ラーラぱど「ノスタルジックin香港」より(宮崎貢司さん撮影、提供写真)【拡大】
一つの場所に長時間
旅先でも、私は自分が心引かれたところがあると、移動途中でも車を止めて、降ろしてもらいます。本当に気に入った所には2時間でも3時間でもいて、「どうして私は感動したんだろう。なぜこの場所がこんなに私の心を揺さぶるのだろう」と、五感を研ぎ澄ませて考えるのです。そうすると、自分の中の奥の部分が、溶けていく。体が柔らかくなるのを感じます。「わあ、すてき」で終わらせるのでなく、掘り下げて考えることで、より深い感動にたどり着くことができるのだと私は思います。

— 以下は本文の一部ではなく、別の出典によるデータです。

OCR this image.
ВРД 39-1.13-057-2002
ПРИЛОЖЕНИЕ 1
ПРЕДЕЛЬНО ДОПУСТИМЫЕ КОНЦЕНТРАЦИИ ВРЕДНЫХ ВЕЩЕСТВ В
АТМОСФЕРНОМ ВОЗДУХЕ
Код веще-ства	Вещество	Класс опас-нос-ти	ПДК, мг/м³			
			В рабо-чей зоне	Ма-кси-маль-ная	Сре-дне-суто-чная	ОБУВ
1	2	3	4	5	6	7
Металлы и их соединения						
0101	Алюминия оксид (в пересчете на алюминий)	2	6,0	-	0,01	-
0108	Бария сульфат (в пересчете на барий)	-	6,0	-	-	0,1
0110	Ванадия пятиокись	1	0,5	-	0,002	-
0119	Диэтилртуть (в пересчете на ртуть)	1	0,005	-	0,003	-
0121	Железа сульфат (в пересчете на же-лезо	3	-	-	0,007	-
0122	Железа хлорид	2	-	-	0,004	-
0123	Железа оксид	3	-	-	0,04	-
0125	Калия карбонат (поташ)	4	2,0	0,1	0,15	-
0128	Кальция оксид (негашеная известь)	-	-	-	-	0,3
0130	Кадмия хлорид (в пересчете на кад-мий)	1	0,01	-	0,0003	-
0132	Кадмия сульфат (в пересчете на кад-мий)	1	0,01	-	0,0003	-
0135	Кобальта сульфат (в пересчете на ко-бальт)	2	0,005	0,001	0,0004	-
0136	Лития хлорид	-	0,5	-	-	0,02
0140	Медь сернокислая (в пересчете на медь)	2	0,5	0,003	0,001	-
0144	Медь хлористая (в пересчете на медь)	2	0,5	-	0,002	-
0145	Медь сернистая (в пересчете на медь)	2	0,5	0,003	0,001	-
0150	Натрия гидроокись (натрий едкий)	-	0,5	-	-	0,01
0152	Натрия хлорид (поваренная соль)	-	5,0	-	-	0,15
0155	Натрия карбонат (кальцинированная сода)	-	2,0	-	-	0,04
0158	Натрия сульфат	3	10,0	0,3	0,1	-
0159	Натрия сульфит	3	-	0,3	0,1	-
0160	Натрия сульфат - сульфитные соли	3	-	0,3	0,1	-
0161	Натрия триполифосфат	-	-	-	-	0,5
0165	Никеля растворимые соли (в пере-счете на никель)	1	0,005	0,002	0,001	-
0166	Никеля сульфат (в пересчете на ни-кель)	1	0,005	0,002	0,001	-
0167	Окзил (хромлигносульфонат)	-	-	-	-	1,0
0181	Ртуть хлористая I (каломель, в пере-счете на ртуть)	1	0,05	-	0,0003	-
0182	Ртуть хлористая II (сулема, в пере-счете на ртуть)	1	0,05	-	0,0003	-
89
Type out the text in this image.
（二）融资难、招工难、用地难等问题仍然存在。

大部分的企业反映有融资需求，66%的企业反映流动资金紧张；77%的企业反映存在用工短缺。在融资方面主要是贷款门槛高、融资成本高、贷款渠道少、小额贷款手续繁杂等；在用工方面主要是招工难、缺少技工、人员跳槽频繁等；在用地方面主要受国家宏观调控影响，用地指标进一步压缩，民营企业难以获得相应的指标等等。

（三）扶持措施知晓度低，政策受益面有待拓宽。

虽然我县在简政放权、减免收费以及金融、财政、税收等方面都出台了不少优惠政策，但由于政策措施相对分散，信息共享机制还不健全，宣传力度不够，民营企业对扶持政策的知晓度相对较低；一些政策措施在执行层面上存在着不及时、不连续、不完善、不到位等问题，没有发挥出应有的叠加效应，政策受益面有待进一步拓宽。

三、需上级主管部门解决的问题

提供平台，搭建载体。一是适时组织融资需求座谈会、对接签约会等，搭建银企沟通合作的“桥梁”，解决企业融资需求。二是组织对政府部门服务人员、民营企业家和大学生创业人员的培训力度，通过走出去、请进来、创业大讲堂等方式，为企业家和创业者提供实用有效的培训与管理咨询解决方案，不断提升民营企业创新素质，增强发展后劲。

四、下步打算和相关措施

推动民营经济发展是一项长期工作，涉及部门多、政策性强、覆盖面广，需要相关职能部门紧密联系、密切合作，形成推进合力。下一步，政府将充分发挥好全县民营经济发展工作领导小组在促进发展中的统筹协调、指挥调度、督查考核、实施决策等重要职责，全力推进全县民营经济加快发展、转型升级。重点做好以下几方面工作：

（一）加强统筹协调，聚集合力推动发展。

昨年訪れた香港でも、心揺さぶる場所がありました。丘の上にあるコロニアル様式の美しいホテル。窓からは鮮やかなブルーの海を眺めることができます。今回の写真も、その場所で撮りました。山の中にありますから、当時は人の手で資材を担いで建てられたそうです。訪れるのも当時は一苦労だったことでしょう。それだけの苦労をしてでも、見たい景色があった。目の前に広がる美しい海を見ながらそんなことを考えるうち、ここでも涙が自然とあふれてきました。